I checked the configuration and reloaded Prometheus:
promtool check config /etc/prometheus/prometheus.yml
curl -X POST http://localhost:9090/-/reload
By following these steps, I successfully set up Kubernetes on Jenkins with Node Exporter for monitoring, ensuring a robust environment for managing and monitoring Kubernetes clusters.



In the Master Node I gave this command:
kubectl get all
kubectl get svc #use anyone


Here is the Build Log and Pipeline Script
Challenges and Solutions
Throughout this project, I encountered several challenges that required troubleshooting and iterative improvement:
- Workspace File Not Found: The Jenkins workspace file was initially missing.

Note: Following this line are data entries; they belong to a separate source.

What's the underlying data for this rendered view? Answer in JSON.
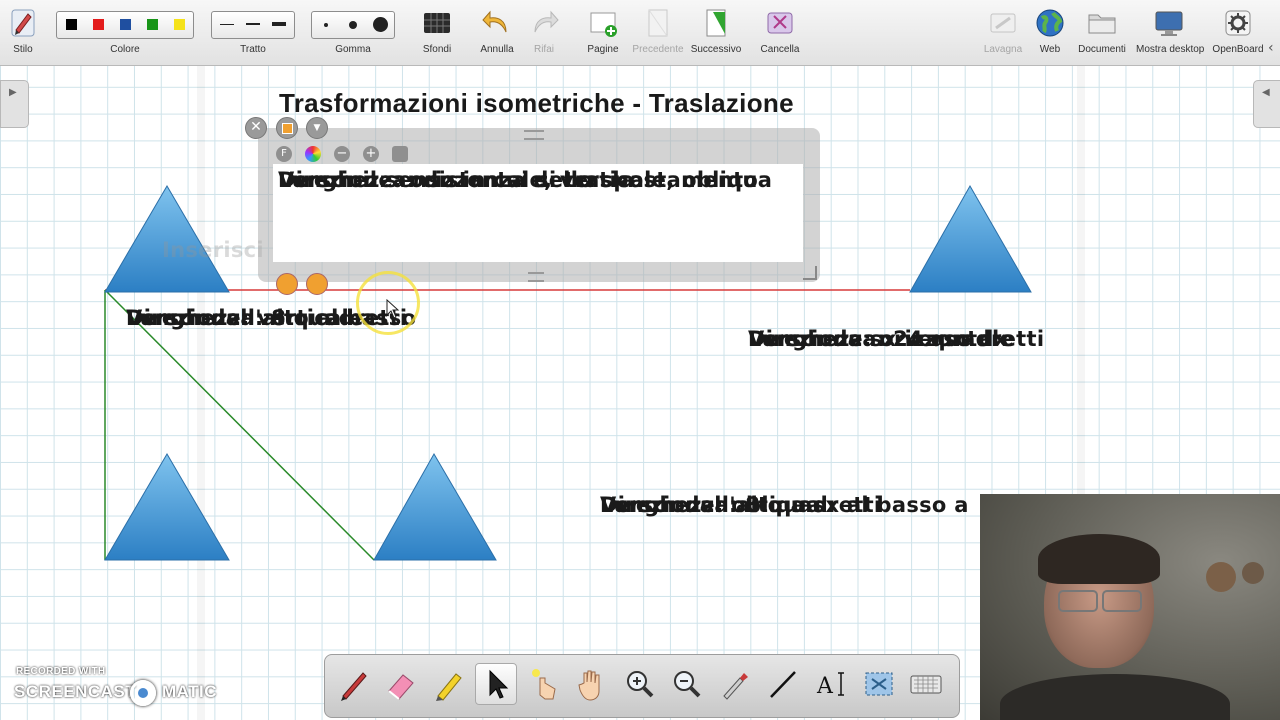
{
  "toolbar": {
    "stilo": "Stilo",
    "colore": "Colore",
    "tratto": "Tratto",
    "gomma": "Gomma",
    "sfondi": "Sfondi",
    "annulla": "Annulla",
    "rifai": "Rifai",
    "pagine": "Pagine",
    "precedente": "Precedente",
    "successivo": "Successivo",
    "cancella": "Cancella",
    "lavagna": "Lavagna",
    "web": "Web",
    "documenti": "Documenti",
    "mostra_desktop": "Mostra desktop",
    "openboard": "OpenBoard",
    "colors": [
      "#000000",
      "#e31b1b",
      "#1f4fa0",
      "#179417",
      "#f5e21a"
    ]
  },
  "board": {
    "title": "Trasformazioni isometriche - Traslazione",
    "placeholder": "Inserisci il testo",
    "textbox_lines": [
      "Direzione: orizzontale, verticale, obliqua",
      "Lunghezza: distanza dello spostamento",
      "Verso: il senso in cui si trasla"
    ],
    "vertical_block": [
      "Direzione: verticale",
      "Lunghezza: 8 quadretti",
      "Verso: dall'alto al basso"
    ],
    "horizontal_block": [
      "Direzione: orizzontale",
      "Lunghezza: 24 quadretti",
      "Verso: da sx verso dx"
    ],
    "oblique_block": [
      "Direzione: obliqua",
      "Lunghezza: 8 quadretti",
      "Verso: dall'alto a sx al basso a"
    ]
  },
  "watermark": {
    "recorded_with": "RECORDED WITH",
    "brand_left": "SCREENCAST",
    "brand_right": "MATIC"
  },
  "colors": {
    "triangle_top": "#7fc3ee",
    "triangle_bottom": "#2c7fc4",
    "red_line": "#d73a3a",
    "green_line": "#2a8a2a"
  },
  "bottom_tools": [
    "pen-tool",
    "eraser-tool",
    "marker-tool",
    "pointer-tool",
    "laser-pointer-tool",
    "hand-tool",
    "zoom-in-tool",
    "zoom-out-tool",
    "pipette-tool",
    "line-tool",
    "text-tool",
    "capture-tool",
    "keyboard-tool"
  ]
}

I had to create the workspace directory for the Jenkins server manually.
- Security Group Misconfigurations: I did not have the correct ports open in the AWS security groups, which prevented proper communication between services. Adjusting the security group settings resolved these issues.
- Joining Worker to Master Cluster: I faced issues with joining the Kubernetes worker node to the master. This was resolved by ensuring that both nodes were correctly configured and the necessary tokens and hashes were used.

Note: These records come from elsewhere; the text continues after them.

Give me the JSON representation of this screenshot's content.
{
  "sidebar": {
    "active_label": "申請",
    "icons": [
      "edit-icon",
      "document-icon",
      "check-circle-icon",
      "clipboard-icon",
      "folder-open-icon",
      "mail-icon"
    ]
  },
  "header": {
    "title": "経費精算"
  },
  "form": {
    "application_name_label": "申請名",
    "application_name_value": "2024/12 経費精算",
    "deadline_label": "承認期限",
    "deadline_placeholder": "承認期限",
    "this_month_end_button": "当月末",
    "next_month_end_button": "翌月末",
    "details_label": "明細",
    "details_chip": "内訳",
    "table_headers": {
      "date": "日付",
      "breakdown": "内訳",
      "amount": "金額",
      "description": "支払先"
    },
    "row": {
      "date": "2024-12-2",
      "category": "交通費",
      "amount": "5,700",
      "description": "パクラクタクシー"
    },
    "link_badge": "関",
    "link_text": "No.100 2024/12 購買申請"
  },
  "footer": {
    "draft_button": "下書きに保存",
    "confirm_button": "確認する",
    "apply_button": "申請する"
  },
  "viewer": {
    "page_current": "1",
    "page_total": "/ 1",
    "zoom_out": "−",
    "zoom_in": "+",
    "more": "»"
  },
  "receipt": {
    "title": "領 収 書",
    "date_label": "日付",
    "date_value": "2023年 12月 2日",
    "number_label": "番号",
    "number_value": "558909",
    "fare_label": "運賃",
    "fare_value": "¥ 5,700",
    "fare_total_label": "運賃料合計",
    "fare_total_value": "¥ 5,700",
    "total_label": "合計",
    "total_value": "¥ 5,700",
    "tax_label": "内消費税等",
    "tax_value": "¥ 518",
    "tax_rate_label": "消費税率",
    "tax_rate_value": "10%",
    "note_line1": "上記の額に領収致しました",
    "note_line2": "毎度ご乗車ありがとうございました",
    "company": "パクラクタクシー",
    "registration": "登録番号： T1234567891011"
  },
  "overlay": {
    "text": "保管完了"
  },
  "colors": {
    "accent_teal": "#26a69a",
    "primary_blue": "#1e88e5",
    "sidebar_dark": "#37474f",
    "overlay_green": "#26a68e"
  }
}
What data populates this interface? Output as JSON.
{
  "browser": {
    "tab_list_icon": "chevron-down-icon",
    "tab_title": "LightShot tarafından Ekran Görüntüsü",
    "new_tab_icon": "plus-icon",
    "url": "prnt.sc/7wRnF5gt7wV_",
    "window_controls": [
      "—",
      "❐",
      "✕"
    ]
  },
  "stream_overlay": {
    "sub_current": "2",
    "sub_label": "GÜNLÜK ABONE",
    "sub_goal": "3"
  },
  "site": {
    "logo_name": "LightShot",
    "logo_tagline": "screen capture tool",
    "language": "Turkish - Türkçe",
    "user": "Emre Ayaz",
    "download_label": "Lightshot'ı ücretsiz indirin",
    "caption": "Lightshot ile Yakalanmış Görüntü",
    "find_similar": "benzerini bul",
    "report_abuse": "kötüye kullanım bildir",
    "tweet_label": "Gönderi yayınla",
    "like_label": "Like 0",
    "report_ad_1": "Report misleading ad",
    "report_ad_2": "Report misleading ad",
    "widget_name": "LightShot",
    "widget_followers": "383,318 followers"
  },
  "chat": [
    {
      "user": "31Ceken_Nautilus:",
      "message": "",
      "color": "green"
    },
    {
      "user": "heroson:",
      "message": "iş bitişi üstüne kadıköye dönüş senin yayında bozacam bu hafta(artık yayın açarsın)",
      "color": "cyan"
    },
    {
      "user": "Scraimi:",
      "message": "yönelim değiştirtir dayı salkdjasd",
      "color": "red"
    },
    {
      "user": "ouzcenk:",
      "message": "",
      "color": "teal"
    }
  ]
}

- Pipeline Script Errors: The pipeline script had several syntax and indentation errors, which caused multiple failures. Careful debugging and adherence to indentation rules helped fix these issues.

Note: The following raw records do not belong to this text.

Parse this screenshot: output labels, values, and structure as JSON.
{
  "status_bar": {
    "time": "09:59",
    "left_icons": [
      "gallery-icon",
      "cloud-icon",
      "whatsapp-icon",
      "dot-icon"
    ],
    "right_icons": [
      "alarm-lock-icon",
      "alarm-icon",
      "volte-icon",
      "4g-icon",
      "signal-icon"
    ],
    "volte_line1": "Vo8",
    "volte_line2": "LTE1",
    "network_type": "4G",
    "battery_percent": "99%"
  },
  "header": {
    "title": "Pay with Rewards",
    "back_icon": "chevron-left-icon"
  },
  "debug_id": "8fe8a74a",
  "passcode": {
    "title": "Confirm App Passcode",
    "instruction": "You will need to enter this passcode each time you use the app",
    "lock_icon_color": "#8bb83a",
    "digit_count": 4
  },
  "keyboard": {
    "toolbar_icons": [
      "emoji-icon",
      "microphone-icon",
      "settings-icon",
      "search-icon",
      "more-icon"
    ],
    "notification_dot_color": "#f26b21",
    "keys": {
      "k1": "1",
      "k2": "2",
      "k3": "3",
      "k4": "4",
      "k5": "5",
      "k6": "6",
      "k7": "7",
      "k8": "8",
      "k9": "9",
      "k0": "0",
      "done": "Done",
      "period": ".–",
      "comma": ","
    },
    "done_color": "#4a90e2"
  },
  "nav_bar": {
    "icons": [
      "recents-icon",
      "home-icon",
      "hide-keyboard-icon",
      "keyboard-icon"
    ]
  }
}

- Docker Authentication Issues: Initially, I could not sign into Docker using Jenkins credentials. The solution was to use an access token from Docker Hub instead of a password.
Conclusion
This project was a comprehensive exercise in deploying a complex application using various modern DevOps tools and practices. It provided hands-on experience with setting up a CI/CD pipeline, containerizing an application, orchestrating it with Kubernetes, and monitoring the entire stack with Prometheus and Grafana. Each stage of the project introduced new challenges and learning opportunities, making it a valuable addition to my portfolio.
By solving configuration problems and ensuring seamless integration of various services, I gained a deeper understanding of the intricacies of managing and deploying modern cloud-native applications. This project demonstrates my technical skills and ability to troubleshoot and continuously improve complex systems.
The total time to complete this project was 11 hours, but I really enjoyed learning about new technologies in my cloud journey.